Wednesday, June 29, 2016

Europe: Abbas’ blood libel speech before a perfidious European Parliament (Wiesenthal Center)

The title of the article by Rabbi Abraham Cooper and Dr. Harold Brackman of the Simon Wiesenthal Center @ The Jerusalem Post is Brexit: So is it ‘good for the Jews? It begs another question: if most non-Jewish European citizens do not trust the EU, why should European Jews trust it? Especially when they see that Martin Schulz, the German President of the European Parliament, applauding Abbas, thanking him for his speech and tweeting afterwards that Abbas's blood libel and his calling Israel a fascist country "inspiring" and that he is a true partner for peace? 


As a shocked world reacted to England’s unexpected exit from the European Union, Palestinian President Abbas delivered a speech to the European Parliament.

Abbas, now in the 11th year of his four-year term, accused Israel of becoming a fascist country. Then he updated a vicious medieval anti-Semitic canard by charging that (non-existent) rabbis are urging Jews to poison the Palestinian water supply.

The response by representatives of the 28 European nations whose own histories are littered with the terrible consequences of such anti-Semitic blood libels? A thunderous 30-second standing ovation.

So forgive us if while everyone else analyzes the economic impact of the UK exit, and pundits parse the generational and social divide of British voters, we dare to ask a parochial question: is a weakened EU good or bad for the Jews? [...]

For Israel, the EU’s global dilemma is a mixed bag. On the one hand, it could, at least temporarily, derail the EU’s intense pressuring of Israel to accept – even sans direct negotiations with the Palestinians – a one-sided French peace initiative, imposing indefensible borders on the Jewish state.

But the scope of the current crisis is also very much the result of the internal moral and political failure of the EU’s own transnational elites and political leadership to confront its homegrown problems.
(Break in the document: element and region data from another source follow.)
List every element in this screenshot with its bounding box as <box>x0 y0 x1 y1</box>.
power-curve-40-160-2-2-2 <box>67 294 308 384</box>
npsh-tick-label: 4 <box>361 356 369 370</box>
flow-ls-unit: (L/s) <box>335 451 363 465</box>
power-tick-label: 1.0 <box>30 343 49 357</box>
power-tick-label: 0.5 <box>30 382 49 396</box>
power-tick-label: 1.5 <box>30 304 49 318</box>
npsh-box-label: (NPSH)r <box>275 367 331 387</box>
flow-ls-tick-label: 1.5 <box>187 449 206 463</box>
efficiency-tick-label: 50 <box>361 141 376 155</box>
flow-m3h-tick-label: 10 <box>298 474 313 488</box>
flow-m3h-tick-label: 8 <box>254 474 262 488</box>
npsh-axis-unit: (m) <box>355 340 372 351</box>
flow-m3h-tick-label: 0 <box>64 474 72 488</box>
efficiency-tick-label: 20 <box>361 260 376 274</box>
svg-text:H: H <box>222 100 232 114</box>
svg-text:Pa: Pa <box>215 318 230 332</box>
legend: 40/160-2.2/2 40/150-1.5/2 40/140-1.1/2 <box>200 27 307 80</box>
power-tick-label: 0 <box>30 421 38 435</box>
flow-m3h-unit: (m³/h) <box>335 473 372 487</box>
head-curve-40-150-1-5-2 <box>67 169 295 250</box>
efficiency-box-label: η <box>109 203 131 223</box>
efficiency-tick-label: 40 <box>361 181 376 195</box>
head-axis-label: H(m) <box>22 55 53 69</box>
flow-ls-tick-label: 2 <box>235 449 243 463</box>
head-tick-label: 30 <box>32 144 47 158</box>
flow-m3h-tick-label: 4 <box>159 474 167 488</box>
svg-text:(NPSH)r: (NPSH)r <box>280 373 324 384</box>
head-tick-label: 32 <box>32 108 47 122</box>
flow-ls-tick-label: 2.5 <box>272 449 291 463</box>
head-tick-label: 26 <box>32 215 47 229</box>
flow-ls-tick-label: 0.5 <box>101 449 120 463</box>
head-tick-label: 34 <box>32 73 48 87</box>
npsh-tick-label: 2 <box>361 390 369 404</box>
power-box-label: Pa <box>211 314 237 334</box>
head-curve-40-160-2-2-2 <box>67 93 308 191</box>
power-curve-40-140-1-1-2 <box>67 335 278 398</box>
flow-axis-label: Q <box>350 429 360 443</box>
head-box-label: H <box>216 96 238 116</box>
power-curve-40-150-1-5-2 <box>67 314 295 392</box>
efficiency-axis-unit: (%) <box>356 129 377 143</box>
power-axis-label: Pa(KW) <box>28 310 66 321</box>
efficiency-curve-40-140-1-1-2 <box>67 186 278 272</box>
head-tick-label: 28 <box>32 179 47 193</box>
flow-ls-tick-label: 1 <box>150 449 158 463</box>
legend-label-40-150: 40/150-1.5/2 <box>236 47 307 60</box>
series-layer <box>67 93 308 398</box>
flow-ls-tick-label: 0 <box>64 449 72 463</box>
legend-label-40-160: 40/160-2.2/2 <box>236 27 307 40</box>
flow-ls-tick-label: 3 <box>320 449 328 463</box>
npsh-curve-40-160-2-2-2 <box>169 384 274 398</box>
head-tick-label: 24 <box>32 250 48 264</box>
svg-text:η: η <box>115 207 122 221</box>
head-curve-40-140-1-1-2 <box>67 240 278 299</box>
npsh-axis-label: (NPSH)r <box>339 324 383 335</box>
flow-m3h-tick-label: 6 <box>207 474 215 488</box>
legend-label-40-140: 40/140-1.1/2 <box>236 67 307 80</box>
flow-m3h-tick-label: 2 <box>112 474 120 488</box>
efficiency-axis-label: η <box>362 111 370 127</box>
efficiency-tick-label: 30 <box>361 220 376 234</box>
These problems have also impacted on many of Europe’s 1.4 million Jews.

We began with President Abbas’ morning-after-Brexit blood libel speech before a perfidious European Parliament. His libel and the applause it received still reverberate despite Abbas’ subsequent retraction. 

For the episode highlights the lack of moral accountability infecting EU elites ensconced in the ivory towers of Brussels’ bureaucratic headquarters. We can only hope and pray that European captains of industry, politicians, media and NGOs take the UK vote as a wake-up call for them all. For if they fail to actually address the economic and social crises with real solutions, it won’t only be the Jews of Europe who will be searching for the nearest exit.